I want to make a copy of the only key I have for my 2000 altima GXE and am curious to what it should cost. I know it has a chip in it so its going to cost more than a hardware store 99 cent key. I tryed one place and they said $70, is this a fair price?
Thanks


----------



## BurtonRW (Apr 19, 2005)

It's probably about what you'd pay from a locksmith (I used to be one). The coding equipment is pricey and the blanks w/ the chips run upwards of $30 a piece. It's a great system, but this is definitely one of the drawbacks. I think eventually the prices from the manufacturers (of the key systems) will come down when everyone is using them.


----------



## WATSON1 (Jul 9, 2005)

I'm the manager at a hardware store, and we sell transponder keys for 55.00 each and we charge 55.00 to program them.


----------



## Darktide (Jul 29, 2004)

$70 from a dealership is a fair price. I've never seen a hardware store sell a transponder key but thats pretty sweet. The spares made at Home Depot or Wal*Mart actually work on the doors. So if you're forgetful like myself you can keep one of those on you and unlock the doors when you lock the real key inside for the 20th or so time.


----------



## WATSON1 (Jul 9, 2005)

It is kinda strange that we sell transpoders, but it was a wild hair I had so I ordered them. I guess we sell alot of them cause we're the only place around that has them. Most of the time it's a ford key that someone is looking for.


----------



## KEITH WILSON (Dec 9, 2005)

*key*



Paulski said:


> I want to make a copy of the only key I have for my 2000 altima GXE and am curious to what it should cost. I know it has a chip in it so its going to cost more than a hardware store 99 cent key. I tryed one place and they said $70, is this a fair price?
> Thanks


thats cheap, I went to Nissan dealership, $82.00. $40.00 for the key and $42.00 to do it. I only have one key so I am going to bite the bullet here soon.


----------



## edge3333 (Sep 30, 2005)

*Ford keys*

My Altima is a 99, and it doesn't have a smart key. But I also have a 2004 Ford F150. I bought a smart blank on Ebay for $10, programmed it myself using the instructions in the owners manual, and had the local lock shop cut it for $1. It cost me $11 to do what the dealer wanted $60 to do!!!


----------



## 72chevy (Jan 2, 2006)

I take it that the Altima doesn't support this self programmability. I've seen the procedure to add extra key fobs but not keys. I just keep the 99cent key in the billfold.


----------



## Nick1225 (Feb 13, 2010)

Hey does anyone know where the chip is inside the Nissan smart key? I have a 2007 Infiniti m45 and I bought a key of of eBay. I just would like to know if I was ripped off. And how could I tell if it is gonna work


----------



## joe_yoh (Feb 9, 2010)

I think it will cost you a hundred. Not sure. lol


----------



## shilpa7 (Feb 13, 2010)

*hi*

Thanks for all sharing information

Attorney Temecul


----------



## Paul L (Mar 2, 2006)

I paid about CAD200 for a 02 Pathfinder key from the dealer. This include the key, cutting and programming and taxes.


----------



## bnorah (Jun 10, 2008)

KEITH WILSON said:


> I only have one key so I am going to bite the bullet here soon.

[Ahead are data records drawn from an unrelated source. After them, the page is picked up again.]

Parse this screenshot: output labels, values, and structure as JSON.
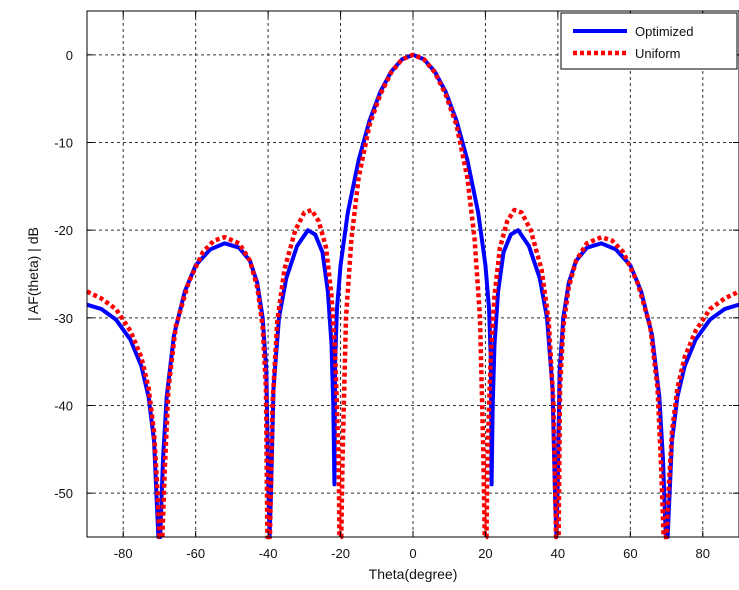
{
  "chart_data": {
    "type": "line",
    "xlabel": "Theta(degree)",
    "ylabel": "| AF(theta) | dB",
    "xlim": [
      -90,
      90
    ],
    "ylim": [
      -55,
      5
    ],
    "x_ticks": [
      -80,
      -60,
      -40,
      -20,
      0,
      20,
      40,
      60,
      80
    ],
    "y_ticks": [
      0,
      -10,
      -20,
      -30,
      -40,
      -50
    ],
    "grid": true,
    "legend_position": "top-right",
    "series": [
      {
        "name": "Optimized",
        "color": "#0000ff",
        "style": "solid",
        "points": [
          [
            -90,
            -28.5
          ],
          [
            -86,
            -29.0
          ],
          [
            -82,
            -30.2
          ],
          [
            -78,
            -32.5
          ],
          [
            -75,
            -35.5
          ],
          [
            -73,
            -39.0
          ],
          [
            -71.5,
            -44.0
          ],
          [
            -70.3,
            -55.0
          ],
          [
            -69.8,
            -55.0
          ],
          [
            -69,
            -46.0
          ],
          [
            -68,
            -39.0
          ],
          [
            -66,
            -32.0
          ],
          [
            -63,
            -27.0
          ],
          [
            -60,
            -24.0
          ],
          [
            -56,
            -22.2
          ],
          [
            -52,
            -21.5
          ],
          [
            -48,
            -22.0
          ],
          [
            -45,
            -23.5
          ],
          [
            -43,
            -26.0
          ],
          [
            -41.5,
            -30.0
          ],
          [
            -40.5,
            -36.0
          ],
          [
            -39.9,
            -50.0
          ],
          [
            -39.6,
            -55.0
          ],
          [
            -39.2,
            -50.0
          ],
          [
            -38.5,
            -38.0
          ],
          [
            -37,
            -30.0
          ],
          [
            -35,
            -25.5
          ],
          [
            -32,
            -21.8
          ],
          [
            -29,
            -20.0
          ],
          [
            -27,
            -20.5
          ],
          [
            -25,
            -22.5
          ],
          [
            -23.5,
            -27.0
          ],
          [
            -22.5,
            -33.0
          ],
          [
            -22,
            -40.0
          ],
          [
            -21.7,
            -49.0
          ],
          [
            -21.5,
            -35.0
          ],
          [
            -21,
            -29.0
          ],
          [
            -20,
            -24.0
          ],
          [
            -18,
            -18.0
          ],
          [
            -15,
            -12.0
          ],
          [
            -12,
            -7.5
          ],
          [
            -9,
            -4.2
          ],
          [
            -6,
            -1.9
          ],
          [
            -3,
            -0.5
          ],
          [
            0,
            0.0
          ],
          [
            3,
            -0.5
          ],
          [
            6,
            -1.9
          ],
          [
            9,
            -4.2
          ],
          [
            12,
            -7.5
          ],
          [
            15,
            -12.0
          ],
          [
            18,
            -18.0
          ],
          [
            20,
            -24.0
          ],
          [
            21,
            -29.0
          ],
          [
            21.5,
            -35.0
          ],
          [
            21.7,
            -49.0
          ],
          [
            22,
            -40.0
          ],
          [
            22.5,
            -33.0
          ],
          [
            23.5,
            -27.0
          ],
          [
            25,
            -22.5
          ],
          [
            27,
            -20.5
          ],
          [
            29,
            -20.0
          ],
          [
            32,
            -21.8
          ],
          [
            35,
            -25.5
          ],
          [
            37,
            -30.0
          ],
          [
            38.5,
            -38.0
          ],
          [
            39.2,
            -50.0
          ],
          [
            39.6,
            -55.0
          ],
          [
            39.9,
            -50.0
          ],
          [
            40.5,
            -36.0
          ],
          [
            41.5,
            -30.0
          ],
          [
            43,
            -26.0
          ],
          [
            45,
            -23.5
          ],
          [
            48,
            -22.0
          ],
          [
            52,
            -21.5
          ],
          [
            56,
            -22.2
          ],
          [
            60,
            -24.0
          ],
          [
            63,
            -27.0
          ],
          [
            66,
            -32.0
          ],
          [
            68,
            -39.0
          ],
          [
            69,
            -46.0
          ],
          [
            69.8,
            -55.0
          ],
          [
            70.3,
            -55.0
          ],
          [
            71.5,
            -44.0
          ],
          [
            73,
            -39.0
          ],
          [
            75,
            -35.5
          ],
          [
            78,
            -32.5
          ],
          [
            82,
            -30.2
          ],
          [
            86,
            -29.0
          ],
          [
            90,
            -28.5
          ]
        ]
      },
      {
        "name": "Uniform",
        "color": "#ff0000",
        "style": "dotted",
        "points": [
          [
            -90,
            -27.0
          ],
          [
            -86,
            -27.8
          ],
          [
            -82,
            -29.0
          ],
          [
            -78,
            -31.5
          ],
          [
            -75,
            -34.5
          ],
          [
            -73,
            -38.0
          ],
          [
            -71.5,
            -43.0
          ],
          [
            -70.5,
            -50.0
          ],
          [
            -70.0,
            -55.0
          ],
          [
            -69.2,
            -55.0
          ],
          [
            -68.5,
            -47.0
          ],
          [
            -67.5,
            -38.0
          ],
          [
            -65.5,
            -31.0
          ],
          [
            -62,
            -26.0
          ],
          [
            -58,
            -22.5
          ],
          [
            -55,
            -21.2
          ],
          [
            -52,
            -20.8
          ],
          [
            -48,
            -21.5
          ],
          [
            -45,
            -23.5
          ],
          [
            -43,
            -26.5
          ],
          [
            -41.5,
            -31.0
          ],
          [
            -40.6,
            -38.0
          ],
          [
            -40.2,
            -55.0
          ],
          [
            -39.5,
            -55.0
          ],
          [
            -38.8,
            -40.0
          ],
          [
            -37.5,
            -30.5
          ],
          [
            -35.5,
            -24.5
          ],
          [
            -32.5,
            -20.0
          ],
          [
            -30,
            -18.0
          ],
          [
            -28,
            -17.7
          ],
          [
            -26,
            -19.0
          ],
          [
            -24,
            -22.0
          ],
          [
            -22.5,
            -27.5
          ],
          [
            -21.5,
            -34.0
          ],
          [
            -21,
            -40.0
          ],
          [
            -20.5,
            -47.0
          ],
          [
            -20.3,
            -55.0
          ],
          [
            -19.8,
            -55.0
          ],
          [
            -19.4,
            -45.0
          ],
          [
            -18.5,
            -30.0
          ],
          [
            -17,
            -21.0
          ],
          [
            -15,
            -14.0
          ],
          [
            -12,
            -8.0
          ],
          [
            -9,
            -4.5
          ],
          [
            -6,
            -2.0
          ],
          [
            -3,
            -0.5
          ],
          [
            0,
            0.0
          ],
          [
            3,
            -0.5
          ],
          [
            6,
            -2.0
          ],
          [
            9,
            -4.5
          ],
          [
            12,
            -8.0
          ],
          [
            15,
            -14.0
          ],
          [
            17,
            -21.0
          ],
          [
            18.5,
            -30.0
          ],
          [
            19.4,
            -45.0
          ],
          [
            19.8,
            -55.0
          ],
          [
            20.3,
            -55.0
          ],
          [
            20.5,
            -47.0
          ],
          [
            21,
            -40.0
          ],
          [
            21.5,
            -34.0
          ],
          [
            22.5,
            -27.5
          ],
          [
            24,
            -22.0
          ],
          [
            26,
            -19.0
          ],
          [
            28,
            -17.7
          ],
          [
            30,
            -18.0
          ],
          [
            32.5,
            -20.0
          ],
          [
            35.5,
            -24.5
          ],
          [
            37.5,
            -30.5
          ],
          [
            38.8,
            -40.0
          ],
          [
            39.5,
            -55.0
          ],
          [
            40.2,
            -55.0
          ],
          [
            40.6,
            -38.0
          ],
          [
            41.5,
            -31.0
          ],
          [
            43,
            -26.5
          ],
          [
            45,
            -23.5
          ],
          [
            48,
            -21.5
          ],
          [
            52,
            -20.8
          ],
          [
            55,
            -21.2
          ],
          [
            58,
            -22.5
          ],
          [
            62,
            -26.0
          ],
          [
            65.5,
            -31.0
          ],
          [
            67.5,
            -38.0
          ],
          [
            68.5,
            -47.0
          ],
          [
            69.2,
            -55.0
          ],
          [
            70.0,
            -55.0
          ],
          [
            70.5,
            -50.0
          ],
          [
            71.5,
            -43.0
          ],
          [
            73,
            -38.0
          ],
          [
            75,
            -34.5
          ],
          [
            78,
            -31.5
          ],
          [
            82,
            -29.0
          ],
          [
            86,
            -27.8
          ],
          [
            90,
            -27.0
          ]
        ]
      }
    ]
  }
}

Same here. I have ONE key and my parents are always saying I should get a spare ignition key made. I made a spare, but it only works on the door. This is fine because I keep it in my house for emergencies. I'm not even sure if that stupid chip inside my key is functional anymore. I really need to get my security system checked out. Have my horn unplugged because of that. But it's gonna cost a pretty shiny penny to have the alarm disengaged without messing with my car horn.


----------